Per di più, il 1° luglio 2008, ha ricevuto in dotazione il patrimonio della Fondazione Iri (decreto legge 112/2008, diventato legge 133/2008). Le sole poste finanziarie della Fondazione Iri ammontavano nel 2008 a 50.995.795 euro, più investimenti in obbligazioni per 79.344.184, cui vanno aggiunti gli interessi. Si trattava di soldi pubblici, visto che provenivano dalle spoglie della più grande holding industriale pubblica del mondo.
L’IIT forte del suo finanziamento crea centri di ricerca con altri atenei, enti e scuole speciali. In altre parole è soprattutto un mediatore della ricerca. Prende in affitto spazi e ricercatori per determinati progetti che affida a quelle istituzioni: i progetti di ricerca rimangono sotto il cappello IIT. Si chiama sistema a rete.

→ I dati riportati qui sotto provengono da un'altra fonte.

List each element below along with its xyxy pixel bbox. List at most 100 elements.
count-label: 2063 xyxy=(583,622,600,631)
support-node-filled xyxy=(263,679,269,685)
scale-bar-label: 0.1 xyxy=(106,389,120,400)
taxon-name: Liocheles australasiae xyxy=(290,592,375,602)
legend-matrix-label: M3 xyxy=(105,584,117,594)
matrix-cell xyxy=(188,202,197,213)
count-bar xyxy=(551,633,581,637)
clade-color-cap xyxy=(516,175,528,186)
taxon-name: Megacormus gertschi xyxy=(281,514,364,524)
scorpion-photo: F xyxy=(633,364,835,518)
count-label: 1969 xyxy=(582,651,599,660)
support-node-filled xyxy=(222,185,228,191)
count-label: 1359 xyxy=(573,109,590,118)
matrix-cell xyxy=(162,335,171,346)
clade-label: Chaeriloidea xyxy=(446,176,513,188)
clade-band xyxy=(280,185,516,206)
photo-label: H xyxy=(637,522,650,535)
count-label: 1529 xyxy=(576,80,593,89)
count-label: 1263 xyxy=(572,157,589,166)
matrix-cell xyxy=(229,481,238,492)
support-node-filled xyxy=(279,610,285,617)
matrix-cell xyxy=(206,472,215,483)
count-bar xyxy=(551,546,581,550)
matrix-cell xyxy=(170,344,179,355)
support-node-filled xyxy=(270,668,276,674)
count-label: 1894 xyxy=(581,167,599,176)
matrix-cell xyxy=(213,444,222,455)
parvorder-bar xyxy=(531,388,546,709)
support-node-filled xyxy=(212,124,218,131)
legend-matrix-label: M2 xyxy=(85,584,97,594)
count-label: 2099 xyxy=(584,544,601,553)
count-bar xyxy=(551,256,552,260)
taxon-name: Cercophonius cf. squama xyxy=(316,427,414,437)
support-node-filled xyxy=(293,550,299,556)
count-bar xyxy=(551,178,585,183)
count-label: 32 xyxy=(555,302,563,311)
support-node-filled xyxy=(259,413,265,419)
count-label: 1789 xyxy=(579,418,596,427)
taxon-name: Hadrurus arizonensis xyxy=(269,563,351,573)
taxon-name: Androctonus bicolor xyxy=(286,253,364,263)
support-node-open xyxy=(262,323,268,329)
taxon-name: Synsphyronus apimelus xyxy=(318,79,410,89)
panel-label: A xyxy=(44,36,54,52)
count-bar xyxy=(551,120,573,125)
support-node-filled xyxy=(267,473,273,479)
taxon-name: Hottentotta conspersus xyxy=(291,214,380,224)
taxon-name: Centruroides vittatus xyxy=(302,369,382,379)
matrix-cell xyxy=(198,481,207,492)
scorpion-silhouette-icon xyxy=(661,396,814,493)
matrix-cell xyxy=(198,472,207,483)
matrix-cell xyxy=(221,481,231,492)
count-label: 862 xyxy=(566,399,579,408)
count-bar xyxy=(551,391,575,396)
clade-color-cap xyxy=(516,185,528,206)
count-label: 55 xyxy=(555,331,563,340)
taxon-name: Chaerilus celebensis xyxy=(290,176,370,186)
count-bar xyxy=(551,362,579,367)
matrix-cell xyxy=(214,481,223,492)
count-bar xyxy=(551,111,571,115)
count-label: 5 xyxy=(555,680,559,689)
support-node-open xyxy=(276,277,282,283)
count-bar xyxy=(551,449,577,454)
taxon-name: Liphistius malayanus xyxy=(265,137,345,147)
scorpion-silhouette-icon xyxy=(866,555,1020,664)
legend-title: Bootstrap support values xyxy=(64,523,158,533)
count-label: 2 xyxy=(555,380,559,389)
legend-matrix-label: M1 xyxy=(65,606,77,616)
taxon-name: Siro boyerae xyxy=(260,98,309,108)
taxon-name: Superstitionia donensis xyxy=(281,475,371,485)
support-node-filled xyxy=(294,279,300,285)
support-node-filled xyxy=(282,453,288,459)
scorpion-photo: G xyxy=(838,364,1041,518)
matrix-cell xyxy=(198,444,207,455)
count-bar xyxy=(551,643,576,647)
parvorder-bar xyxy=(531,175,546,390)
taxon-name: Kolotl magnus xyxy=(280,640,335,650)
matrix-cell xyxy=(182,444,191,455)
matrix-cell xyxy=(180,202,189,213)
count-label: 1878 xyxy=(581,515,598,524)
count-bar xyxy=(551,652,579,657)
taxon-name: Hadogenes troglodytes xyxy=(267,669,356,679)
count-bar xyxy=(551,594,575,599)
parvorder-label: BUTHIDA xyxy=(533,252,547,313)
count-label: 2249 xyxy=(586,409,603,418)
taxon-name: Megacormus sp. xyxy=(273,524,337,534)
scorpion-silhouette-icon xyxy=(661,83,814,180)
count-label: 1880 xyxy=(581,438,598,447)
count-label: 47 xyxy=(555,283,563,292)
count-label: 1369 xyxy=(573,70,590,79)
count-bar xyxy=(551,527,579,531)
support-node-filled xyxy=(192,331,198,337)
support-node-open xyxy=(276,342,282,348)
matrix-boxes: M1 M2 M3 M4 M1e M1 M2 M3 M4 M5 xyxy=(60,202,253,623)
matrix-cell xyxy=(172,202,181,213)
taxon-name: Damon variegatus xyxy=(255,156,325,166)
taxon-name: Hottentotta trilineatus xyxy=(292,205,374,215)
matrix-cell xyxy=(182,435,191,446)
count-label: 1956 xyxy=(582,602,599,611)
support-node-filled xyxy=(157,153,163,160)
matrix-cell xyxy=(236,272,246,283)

I ricercatori sono soltanto o a tempo determinato (pochi), o inquadrati con contratti di ricerca, senza assegni. Seppure sia contrattualmente simile all’assegno di ricerca (è un rapporto di lavoro parasubordinato), ha maggiori punti di debolezza. Ad esempio, dato che non sono assegni, questi ricercatori sfuggono all’anagrafe del Miur e, soprattutto, se alcuni di questi lavoratori precari sono inseriti in graduatorie della scuola, in caso di chiamata, non hanno diritto a rinunciare alla supplenza, prendendo un’aspettativa non pagata e mantenendo il riconoscimento del punteggio annuale in graduatoria (al contrario di dottorandi ed assegnisti).
I tecnici amministrativi, infine, sono attualmente 300 e sono assunti con contratto individuale, perciò al di fuori della legislazione sul lavoro. Su questo terreno la FLC CGIL di Genova ha iniziato la battaglia per la contrattualizzazione dei lavoratori.
È evidente che scegliere questo soggetto come interlocutore di un progetto dai contorni ancora incerti già contenga in se un giudizio di valore inaccettabile su tutta la ricerca italiana anche alla luce di semplici valutazioni sull’impatto scientifico e sulla produzione tecnologica di IIT rispetto ad altri enti o atenei. Rispetto alla necessità da noi riconosciuta e affermata di un investimento straordinario dello stato sul terreno della ricerca e dell’innovazione tecnologica ci sembra che la strada intrapresa sia l’ennesimo spot ma questa volta con risorse ancora sottratte al sistema della ricerca.
Per queste ragioni la FLC CGIL ritiene indispensabile che si apra confronto immediato con il Governo e con tutti gli attori della ricerca pubblica italiana sullo stato della ricerca pubblica e sulle prospettive reali che questa fondamentale infrastruttura ha nel nostro paese dentro una idea coerente di sviluppo.